Before Jamie leaves, William sneaks into Jamie’s room to see him. He finds Jamie praying to the patron saint of lost things, and Williams declares that he wants to be “a stinking Papist” like his beloved “Mac”. Jamie baptizes him “William James”, and gives him a carved snake just like the one his older brother (also named William) made for him. The next day, he takes his leave of John, Isobel, and his son, and rides away without looking back.
Next week brings us to the moment when Claire returns to the past to finally be reunited with Jamie! I wonder if that will end the episode, or if the showrunners will tease us by ending the episode with the print shop door opening…
1 thought on “Outlander Season Three Episode Four: “Of Lost Things””
The sweetest part of this whole episode, for me, were the scenes between Jamie and his son.

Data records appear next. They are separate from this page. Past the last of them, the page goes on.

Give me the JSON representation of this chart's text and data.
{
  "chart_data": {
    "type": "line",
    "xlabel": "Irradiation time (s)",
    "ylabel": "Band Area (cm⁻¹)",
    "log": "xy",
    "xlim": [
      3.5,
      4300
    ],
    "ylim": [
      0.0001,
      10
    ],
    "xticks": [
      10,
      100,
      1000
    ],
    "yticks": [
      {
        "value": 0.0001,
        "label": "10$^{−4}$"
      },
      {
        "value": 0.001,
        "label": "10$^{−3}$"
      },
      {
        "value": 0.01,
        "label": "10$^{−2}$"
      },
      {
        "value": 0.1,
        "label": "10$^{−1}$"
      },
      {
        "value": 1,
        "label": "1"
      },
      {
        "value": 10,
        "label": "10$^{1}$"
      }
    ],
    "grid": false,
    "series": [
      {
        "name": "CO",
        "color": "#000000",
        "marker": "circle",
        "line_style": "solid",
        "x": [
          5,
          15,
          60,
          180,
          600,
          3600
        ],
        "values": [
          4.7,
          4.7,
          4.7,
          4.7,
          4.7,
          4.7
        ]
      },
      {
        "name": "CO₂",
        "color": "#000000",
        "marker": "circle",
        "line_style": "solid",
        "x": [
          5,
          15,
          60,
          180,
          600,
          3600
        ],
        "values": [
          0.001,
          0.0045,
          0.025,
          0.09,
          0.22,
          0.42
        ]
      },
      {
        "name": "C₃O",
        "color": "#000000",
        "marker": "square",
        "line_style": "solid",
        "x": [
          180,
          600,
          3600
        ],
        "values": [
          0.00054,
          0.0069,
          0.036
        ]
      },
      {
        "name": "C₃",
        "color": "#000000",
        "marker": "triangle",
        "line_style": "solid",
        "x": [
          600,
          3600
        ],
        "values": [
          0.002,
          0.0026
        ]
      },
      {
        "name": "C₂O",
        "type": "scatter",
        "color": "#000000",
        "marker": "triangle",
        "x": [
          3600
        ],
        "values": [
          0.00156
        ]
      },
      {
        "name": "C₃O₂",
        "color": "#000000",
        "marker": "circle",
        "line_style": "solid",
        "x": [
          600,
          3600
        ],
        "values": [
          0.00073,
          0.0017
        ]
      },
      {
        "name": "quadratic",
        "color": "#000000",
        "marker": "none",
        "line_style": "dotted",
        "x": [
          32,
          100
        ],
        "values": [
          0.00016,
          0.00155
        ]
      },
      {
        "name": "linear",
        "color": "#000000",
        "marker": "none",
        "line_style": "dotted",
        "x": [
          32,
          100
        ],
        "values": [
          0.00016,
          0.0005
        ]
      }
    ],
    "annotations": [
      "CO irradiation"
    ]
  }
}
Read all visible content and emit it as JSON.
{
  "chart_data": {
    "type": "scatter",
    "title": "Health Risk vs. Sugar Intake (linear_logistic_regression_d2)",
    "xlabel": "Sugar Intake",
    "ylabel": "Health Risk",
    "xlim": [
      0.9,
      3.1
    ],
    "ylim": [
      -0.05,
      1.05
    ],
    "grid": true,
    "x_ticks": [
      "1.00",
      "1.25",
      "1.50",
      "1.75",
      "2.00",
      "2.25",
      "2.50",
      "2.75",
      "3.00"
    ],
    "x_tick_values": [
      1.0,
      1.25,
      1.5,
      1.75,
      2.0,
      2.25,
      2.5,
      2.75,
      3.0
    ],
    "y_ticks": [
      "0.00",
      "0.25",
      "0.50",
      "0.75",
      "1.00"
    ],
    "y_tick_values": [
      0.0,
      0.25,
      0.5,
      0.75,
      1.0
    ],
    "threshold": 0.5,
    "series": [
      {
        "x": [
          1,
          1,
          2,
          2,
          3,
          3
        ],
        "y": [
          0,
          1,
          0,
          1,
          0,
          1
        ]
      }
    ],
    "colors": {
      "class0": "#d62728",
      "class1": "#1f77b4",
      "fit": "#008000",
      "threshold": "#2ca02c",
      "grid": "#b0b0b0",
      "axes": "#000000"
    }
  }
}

Especially when Jamie baptizes his son. What a special moment that was. Nothing like being a stinking papist. I also loved the scenes between Jamie and Geneva. I found their love scene much more believable than the ones between Jamie and Claire. I just don’t feel the attraction between Jamie and this Claire. Wish they had chose a better actress to play Claire. The girl who played Geneva would have been a much better Claire.